As Thornhill goes to increasingly drastic lengths to clear his name—bluffing his way into the hotel room of the spy, escaping a fighter plane equipped with machine guns, stealing a truck, secreting himself aboard a train, infiltrating Vandamm’s hideout, working with a government handler (Leo G. Carroll), tangling with menacing goons (Martin Landau)—he more or less becomes the agent that Vandamm initially mistook him for. Though he begins the film as nothing more than a smooth-talking businessman, he ends the film as a proto–James Bond figure in cinema. (Ian Fleming had written a half dozen Bond novels at the time, but Dr. No was still a few years away. After North by Northwest, Grant became the first choice to play the character.)

Cary Grant and Eva Marie Saint in North by Northwest

The screenplay spirals delightfully, upping the ante on Thornhill’s predicament again and again, throwing a magnificently distilled MacGuffin into the mix, building tension while sprinkling in enough hints to keep the viewer fully engaged rather than just waiting for the next reveal. The incongruous plot requires a massive suspension of disbelief, which we’re willing to grant because of the bravado sequences and magnetic performances. It also helps that Grant plays Roger Thornhill as perpetually amused by the outlandish developments.

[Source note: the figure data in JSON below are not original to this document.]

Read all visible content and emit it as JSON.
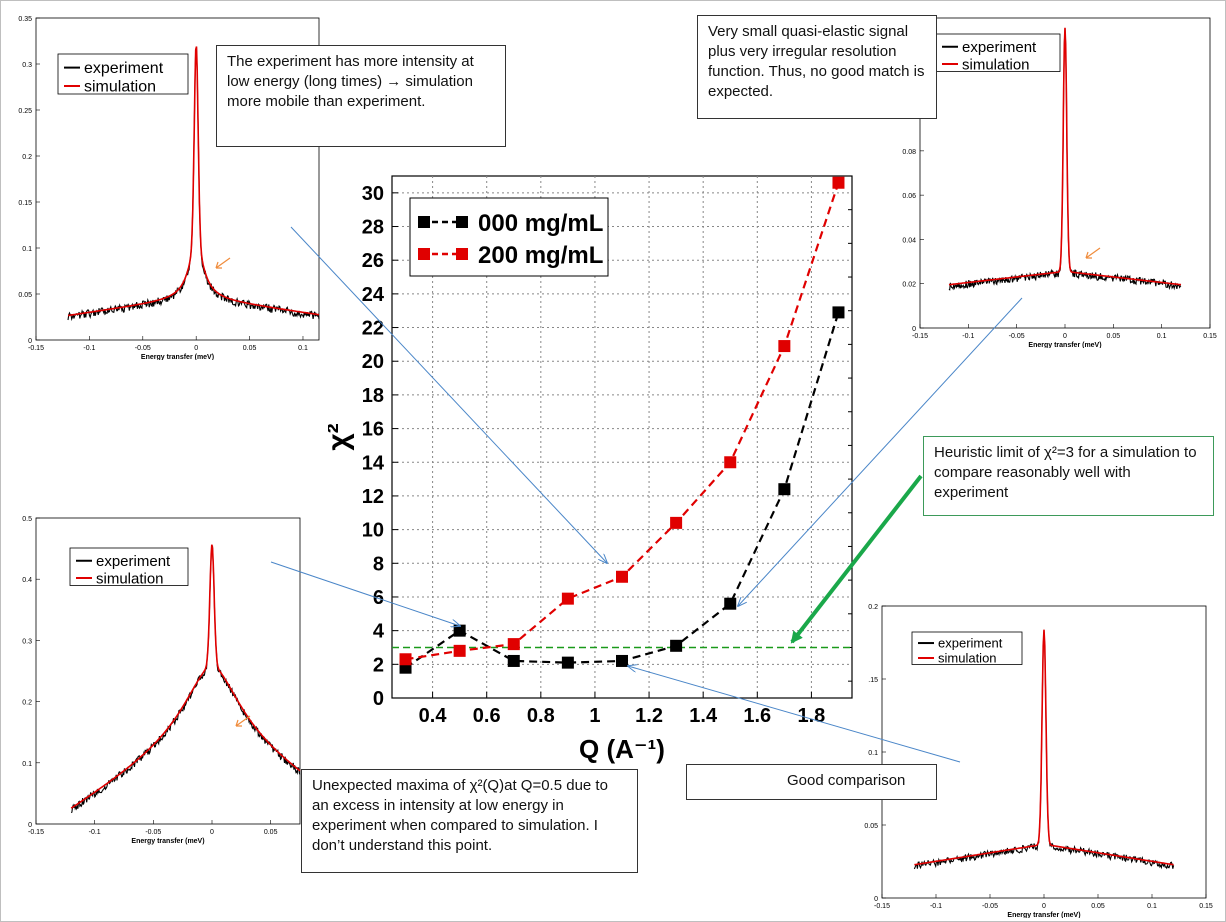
{
  "annotations": {
    "top_left": "The experiment has more intensity at low energy (long times) → simulation more mobile than experiment.",
    "top_right": "Very small quasi-elastic signal plus very irregular resolution function. Thus, no good match is expected.",
    "heuristic": "Heuristic limit of χ²=3 for a simulation to compare reasonably well with experiment",
    "good": "Good comparison",
    "unexpected": "Unexpected maxima of χ²(Q)at Q=0.5 due to an excess in intensity at low energy in experiment when compared to simulation. I don’t understand this point."
  },
  "colors": {
    "experiment": "#000000",
    "simulation": "#e00000",
    "threshold": "#1a9a1a",
    "arrow_blue": "#4a86c8",
    "arrow_green": "#1aa84a",
    "arrow_orange": "#f08c3c"
  },
  "chart_data": [
    {
      "type": "scatter",
      "id": "main",
      "xlabel": "Q (A⁻¹)",
      "ylabel": "χ²",
      "xlim": [
        0.25,
        1.95
      ],
      "ylim": [
        0,
        31
      ],
      "xticks": [
        "0.4",
        "0.6",
        "0.8",
        "1",
        "1.2",
        "1.4",
        "1.6",
        "1.8"
      ],
      "yticks": [
        "0",
        "2",
        "4",
        "6",
        "8",
        "10",
        "12",
        "14",
        "16",
        "18",
        "20",
        "22",
        "24",
        "26",
        "28",
        "30"
      ],
      "grid": true,
      "legend_position": "top-left",
      "threshold": 3,
      "series": [
        {
          "name": "000 mg/mL",
          "color": "#000000",
          "x": [
            0.3,
            0.5,
            0.7,
            0.9,
            1.1,
            1.3,
            1.5,
            1.7,
            1.9
          ],
          "y": [
            1.8,
            4.0,
            2.2,
            2.1,
            2.2,
            3.1,
            5.6,
            12.4,
            22.9
          ]
        },
        {
          "name": "200 mg/mL",
          "color": "#e00000",
          "x": [
            0.3,
            0.5,
            0.7,
            0.9,
            1.1,
            1.3,
            1.5,
            1.7,
            1.9
          ],
          "y": [
            2.3,
            2.8,
            3.2,
            5.9,
            7.2,
            10.4,
            14.0,
            20.9,
            30.6
          ]
        }
      ]
    },
    {
      "type": "line",
      "id": "tl",
      "xlabel": "Energy transfer (meV)",
      "xticks": [
        "-0.15",
        "-0.1",
        "-0.05",
        "0",
        "0.05",
        "0.1"
      ],
      "yticks": [
        "0",
        "0.05",
        "0.1",
        "0.15",
        "0.2",
        "0.25",
        "0.3",
        "0.35"
      ],
      "xlim": [
        -0.15,
        0.115
      ],
      "ylim": [
        0,
        0.35
      ],
      "legend_position": "top-left",
      "legend": [
        "experiment",
        "simulation"
      ],
      "profile": {
        "baseline_edge": 0.025,
        "baseline_center": 0.045,
        "peak": 0.32,
        "lor_amp": 0.06,
        "lor_width": 0.008,
        "x_min": -0.12,
        "x_max": 0.115
      }
    },
    {
      "type": "line",
      "id": "tr",
      "xlabel": "Energy transfer (meV)",
      "xticks": [
        "-0.15",
        "-0.1",
        "-0.05",
        "0",
        "0.05",
        "0.1",
        "0.15"
      ],
      "yticks": [
        "0",
        "0.02",
        "0.04",
        "0.06",
        "0.08",
        "0.1"
      ],
      "xlim": [
        -0.15,
        0.15
      ],
      "ylim": [
        0,
        0.14
      ],
      "legend_position": "top-left",
      "legend": [
        "experiment",
        "simulation"
      ],
      "profile": {
        "baseline_edge": 0.019,
        "baseline_center": 0.025,
        "peak": 0.135,
        "lor_amp": 0.0,
        "lor_width": 0.004,
        "x_min": -0.12,
        "x_max": 0.12
      }
    },
    {
      "type": "line",
      "id": "bl",
      "xlabel": "Energy transfer (meV)",
      "xticks": [
        "-0.15",
        "-0.1",
        "-0.05",
        "0",
        "0.05"
      ],
      "yticks": [
        "0",
        "0.1",
        "0.2",
        "0.3",
        "0.4",
        "0.5"
      ],
      "xlim": [
        -0.15,
        0.075
      ],
      "ylim": [
        0,
        0.5
      ],
      "legend_position": "top-left",
      "legend": [
        "experiment",
        "simulation"
      ],
      "profile": {
        "baseline_edge": 0.018,
        "baseline_center": 0.16,
        "peak": 0.455,
        "lor_amp": 0.1,
        "lor_width": 0.03,
        "x_min": -0.12,
        "x_max": 0.075
      }
    },
    {
      "type": "line",
      "id": "br",
      "xlabel": "Energy transfer (meV)",
      "xticks": [
        "-0.15",
        "-0.1",
        "-0.05",
        "0",
        "0.05",
        "0.1",
        "0.15"
      ],
      "yticks": [
        "0",
        "0.05",
        "0.1",
        "0.15",
        "0.2"
      ],
      "xlim": [
        -0.15,
        0.15
      ],
      "ylim": [
        0,
        0.2
      ],
      "legend_position": "top-left",
      "legend": [
        "experiment",
        "simulation"
      ],
      "profile": {
        "baseline_edge": 0.022,
        "baseline_center": 0.036,
        "peak": 0.183,
        "lor_amp": 0.0,
        "lor_width": 0.004,
        "x_min": -0.12,
        "x_max": 0.12
      }
    }
  ]
}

Unlike many of Hitchcock’s other well-regarded thrillers, there’s a sense of playfulness to North by Northwest due in large part to Grant’s game participation. The darkness that tinges Vertigo and Rear Window is replaced with comical asides, facetious banter, a goofy mother-son dynamic (Jessie Royce Landis, who plays Thornbill’s mocking mother, was only a few years older than Grant), a fine bit of drunken acting, and a wonderful capstone of visual innuendo to close things out. Deeper themes emerge if you want to look for them, but they’re all subsumed into the film’s commitment to popular entertainment of the highest order.